Also 6 Thalmood, 6–8 Thalmud. [a. late Heb. talmū·d instruction (c. 130 A.D.), f. lāma·d to instruct, teach. So med.L., F., Ger., etc., talmud.

1

  From its primary sense of ‘teaching, instruction, learning,’ the word was applied to the teaching or instruction contained in a biblical text, and to the body of traditional learning possessed by a particular Rabbi; but it came to be applied distinctively to the discussion, explanation, and illustration of the body of traditional law contained in the Mishnah, and so to the concrete collection of this teaching.]

2

  In the wide sense, The body of Jewish civil and ceremonial traditionary law, consisting of the MISHNAH or binding precepts of the elders, additional to and developed from the Pentateuch, and the later GEMARA or commentary upon these, forming a complement, explanatory, illustrative, and discursive, to the Mishnah.
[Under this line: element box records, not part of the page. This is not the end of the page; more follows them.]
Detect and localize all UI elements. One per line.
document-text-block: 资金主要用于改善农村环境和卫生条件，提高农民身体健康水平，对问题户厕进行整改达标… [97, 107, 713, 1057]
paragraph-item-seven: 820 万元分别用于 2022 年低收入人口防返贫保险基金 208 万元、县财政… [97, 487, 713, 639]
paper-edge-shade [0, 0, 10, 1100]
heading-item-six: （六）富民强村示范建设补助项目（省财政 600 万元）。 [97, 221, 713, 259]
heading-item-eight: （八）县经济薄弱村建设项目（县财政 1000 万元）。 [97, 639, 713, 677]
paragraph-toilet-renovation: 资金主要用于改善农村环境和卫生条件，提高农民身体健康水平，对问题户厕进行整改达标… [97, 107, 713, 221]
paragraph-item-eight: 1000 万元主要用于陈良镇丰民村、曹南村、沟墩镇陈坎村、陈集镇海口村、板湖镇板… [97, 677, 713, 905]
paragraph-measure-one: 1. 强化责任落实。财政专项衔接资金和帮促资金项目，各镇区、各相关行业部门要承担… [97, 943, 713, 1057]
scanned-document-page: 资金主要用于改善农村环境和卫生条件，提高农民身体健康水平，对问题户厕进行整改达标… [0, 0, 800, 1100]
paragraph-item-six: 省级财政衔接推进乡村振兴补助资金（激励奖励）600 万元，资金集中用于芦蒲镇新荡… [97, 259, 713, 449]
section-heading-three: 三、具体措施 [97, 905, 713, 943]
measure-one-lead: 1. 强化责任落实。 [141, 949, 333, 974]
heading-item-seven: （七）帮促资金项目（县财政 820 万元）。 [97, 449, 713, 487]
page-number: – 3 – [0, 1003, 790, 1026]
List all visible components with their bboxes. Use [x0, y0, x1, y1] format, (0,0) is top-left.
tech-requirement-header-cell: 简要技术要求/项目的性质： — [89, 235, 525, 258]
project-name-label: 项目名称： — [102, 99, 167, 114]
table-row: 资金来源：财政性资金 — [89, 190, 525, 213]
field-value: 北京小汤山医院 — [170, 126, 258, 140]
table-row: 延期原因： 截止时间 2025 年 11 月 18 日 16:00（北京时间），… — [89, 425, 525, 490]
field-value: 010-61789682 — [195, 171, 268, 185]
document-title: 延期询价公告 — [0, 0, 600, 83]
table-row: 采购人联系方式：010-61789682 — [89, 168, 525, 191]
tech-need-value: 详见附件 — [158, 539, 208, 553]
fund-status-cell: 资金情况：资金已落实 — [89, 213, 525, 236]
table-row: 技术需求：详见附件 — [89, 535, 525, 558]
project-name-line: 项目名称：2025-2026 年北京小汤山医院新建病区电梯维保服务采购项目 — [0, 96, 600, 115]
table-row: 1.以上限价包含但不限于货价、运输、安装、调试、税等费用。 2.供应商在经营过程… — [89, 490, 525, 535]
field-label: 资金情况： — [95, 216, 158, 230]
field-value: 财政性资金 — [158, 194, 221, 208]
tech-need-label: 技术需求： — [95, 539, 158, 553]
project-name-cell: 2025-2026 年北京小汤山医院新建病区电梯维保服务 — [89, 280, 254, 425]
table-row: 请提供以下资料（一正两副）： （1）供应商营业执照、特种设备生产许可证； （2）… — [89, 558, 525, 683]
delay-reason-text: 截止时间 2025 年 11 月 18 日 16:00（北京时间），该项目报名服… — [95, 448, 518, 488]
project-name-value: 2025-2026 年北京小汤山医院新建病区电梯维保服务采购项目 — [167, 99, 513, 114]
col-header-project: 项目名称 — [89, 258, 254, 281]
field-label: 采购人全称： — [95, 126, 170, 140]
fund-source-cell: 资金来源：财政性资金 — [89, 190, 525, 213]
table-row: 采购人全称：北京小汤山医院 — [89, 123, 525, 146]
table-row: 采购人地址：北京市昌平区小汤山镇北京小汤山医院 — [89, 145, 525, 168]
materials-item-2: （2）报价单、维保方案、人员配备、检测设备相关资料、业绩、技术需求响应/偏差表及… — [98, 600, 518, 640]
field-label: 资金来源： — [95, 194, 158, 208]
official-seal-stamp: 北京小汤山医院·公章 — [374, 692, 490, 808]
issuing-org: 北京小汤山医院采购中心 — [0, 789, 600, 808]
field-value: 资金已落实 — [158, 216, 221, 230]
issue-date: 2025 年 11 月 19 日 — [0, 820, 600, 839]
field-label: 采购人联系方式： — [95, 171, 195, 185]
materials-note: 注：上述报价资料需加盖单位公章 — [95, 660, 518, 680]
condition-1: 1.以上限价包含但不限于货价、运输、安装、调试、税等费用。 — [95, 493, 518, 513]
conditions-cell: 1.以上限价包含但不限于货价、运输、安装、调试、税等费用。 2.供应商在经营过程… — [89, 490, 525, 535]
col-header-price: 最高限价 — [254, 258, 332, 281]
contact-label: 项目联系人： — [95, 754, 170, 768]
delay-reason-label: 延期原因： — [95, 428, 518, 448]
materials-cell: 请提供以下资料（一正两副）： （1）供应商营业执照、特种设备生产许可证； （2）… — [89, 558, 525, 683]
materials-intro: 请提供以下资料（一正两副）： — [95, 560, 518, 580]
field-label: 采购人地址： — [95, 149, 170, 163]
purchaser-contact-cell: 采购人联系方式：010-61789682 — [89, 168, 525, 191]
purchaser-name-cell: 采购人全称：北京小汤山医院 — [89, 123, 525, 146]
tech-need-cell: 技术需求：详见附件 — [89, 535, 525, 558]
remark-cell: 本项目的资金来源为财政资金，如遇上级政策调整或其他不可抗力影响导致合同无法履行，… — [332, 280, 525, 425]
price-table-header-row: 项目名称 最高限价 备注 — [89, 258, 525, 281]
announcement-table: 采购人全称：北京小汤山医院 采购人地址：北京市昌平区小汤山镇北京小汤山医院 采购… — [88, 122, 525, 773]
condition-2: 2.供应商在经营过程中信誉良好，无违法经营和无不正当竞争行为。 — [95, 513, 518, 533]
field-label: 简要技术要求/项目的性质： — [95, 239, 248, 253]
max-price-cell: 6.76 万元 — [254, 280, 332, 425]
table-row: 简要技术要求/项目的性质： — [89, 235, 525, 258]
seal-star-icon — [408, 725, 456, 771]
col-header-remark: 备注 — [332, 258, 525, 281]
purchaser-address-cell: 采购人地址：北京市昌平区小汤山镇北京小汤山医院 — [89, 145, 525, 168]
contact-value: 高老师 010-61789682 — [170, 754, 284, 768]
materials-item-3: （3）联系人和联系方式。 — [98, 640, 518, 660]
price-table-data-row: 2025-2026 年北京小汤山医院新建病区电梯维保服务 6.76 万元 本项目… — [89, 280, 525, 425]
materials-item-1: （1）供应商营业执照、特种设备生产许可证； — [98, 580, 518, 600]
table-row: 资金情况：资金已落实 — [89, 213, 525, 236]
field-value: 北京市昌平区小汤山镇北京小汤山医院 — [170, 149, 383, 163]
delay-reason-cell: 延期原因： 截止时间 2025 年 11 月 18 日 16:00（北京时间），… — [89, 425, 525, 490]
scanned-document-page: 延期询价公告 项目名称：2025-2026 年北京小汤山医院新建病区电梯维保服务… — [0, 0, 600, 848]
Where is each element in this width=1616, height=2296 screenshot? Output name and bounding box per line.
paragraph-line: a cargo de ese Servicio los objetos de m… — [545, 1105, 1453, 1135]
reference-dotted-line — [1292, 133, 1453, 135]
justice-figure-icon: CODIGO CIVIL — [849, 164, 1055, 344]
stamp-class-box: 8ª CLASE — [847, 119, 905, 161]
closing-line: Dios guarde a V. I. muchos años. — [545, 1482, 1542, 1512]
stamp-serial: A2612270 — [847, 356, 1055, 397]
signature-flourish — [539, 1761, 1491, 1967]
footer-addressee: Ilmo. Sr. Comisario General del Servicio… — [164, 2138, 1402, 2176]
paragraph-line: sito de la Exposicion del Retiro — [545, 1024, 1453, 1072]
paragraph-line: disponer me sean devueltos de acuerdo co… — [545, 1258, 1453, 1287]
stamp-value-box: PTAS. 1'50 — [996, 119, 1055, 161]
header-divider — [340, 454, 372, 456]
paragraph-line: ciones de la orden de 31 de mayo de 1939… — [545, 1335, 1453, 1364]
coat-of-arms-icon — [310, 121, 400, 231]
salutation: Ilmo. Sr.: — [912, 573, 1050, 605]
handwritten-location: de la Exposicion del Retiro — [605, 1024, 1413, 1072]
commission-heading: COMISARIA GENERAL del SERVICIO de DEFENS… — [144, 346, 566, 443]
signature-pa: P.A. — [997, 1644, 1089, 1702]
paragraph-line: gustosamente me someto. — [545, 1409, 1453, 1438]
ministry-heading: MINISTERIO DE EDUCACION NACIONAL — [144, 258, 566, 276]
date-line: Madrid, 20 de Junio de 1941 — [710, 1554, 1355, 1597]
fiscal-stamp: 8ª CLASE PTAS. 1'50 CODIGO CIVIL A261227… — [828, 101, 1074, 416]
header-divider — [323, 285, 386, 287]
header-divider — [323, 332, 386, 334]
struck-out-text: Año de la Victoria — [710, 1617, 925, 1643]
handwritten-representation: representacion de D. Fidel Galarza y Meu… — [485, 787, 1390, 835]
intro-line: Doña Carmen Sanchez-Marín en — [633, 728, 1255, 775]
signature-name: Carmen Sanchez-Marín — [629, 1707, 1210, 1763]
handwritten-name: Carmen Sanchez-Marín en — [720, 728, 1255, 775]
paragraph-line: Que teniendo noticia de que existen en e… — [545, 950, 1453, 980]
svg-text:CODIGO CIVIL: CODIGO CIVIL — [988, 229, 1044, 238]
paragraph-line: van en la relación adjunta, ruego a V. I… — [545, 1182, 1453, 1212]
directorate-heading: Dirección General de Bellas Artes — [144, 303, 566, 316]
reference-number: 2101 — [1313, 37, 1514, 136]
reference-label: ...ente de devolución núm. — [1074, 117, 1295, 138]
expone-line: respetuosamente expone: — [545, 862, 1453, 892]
The term was originally applied to the Gemara, of which two recensions exist, known respectively as the Jerusalem (or Palestinian) and the Babylonian Talmud; to the latter of which the name is in strictest use confined.

3

The precepts of the Mishnah were collected and codified about A.D. 200; the redaction of the Jerusalem Talmud had reached almost its present form by A.D. 408; that of the Babylonian Talmud extended from A.D. 400 to 500.

4

1532.  More, Confut. Tindale, Wks. 679/2. As the Iewes had set vp a boke of their Talmud to destroye the sense of the scripture.

5

1580.  G. Gilpin, Beehive Rom. Ch., 74. The Iewes Rabbines … with their Caballa and with their Thalmood.

6

1636.  Weemes, Treat. Foure Degenerate Sonnes, 349. They say that the text of the Scriptures is like water, and Mishna like wine, and the Talmud like spiced wine…. So they compare the Law to salt, Mishna to pepper, and the Talmud to spices.

7

1665.  Boyle, Occas. Refl., V. vii. (1848), 322. He must devour the tedious and voluminous Rhapsodies that make up the Talmud, in many of which he can scarce learn any thing but the Art of saying nothing in a multitude of words.

8

1727–41.  Chambers, Cycl., s.v., When they [the Jews] say simply the Talmud, they always mean this [the Babylonian Talmud].

9

1867.  Deutsch, in Q. Rev., Oct. Between the rugged boulders of the law which bestrew the pass of the Talmud there grow the blue flowers of romance and poetry, in the most catholic and Eastern sense.

10

  attrib.  1892.  Zangwill, Childr. Ghetto, I. 123. Mr. Moggid, you’re a saint and a Talmud sage.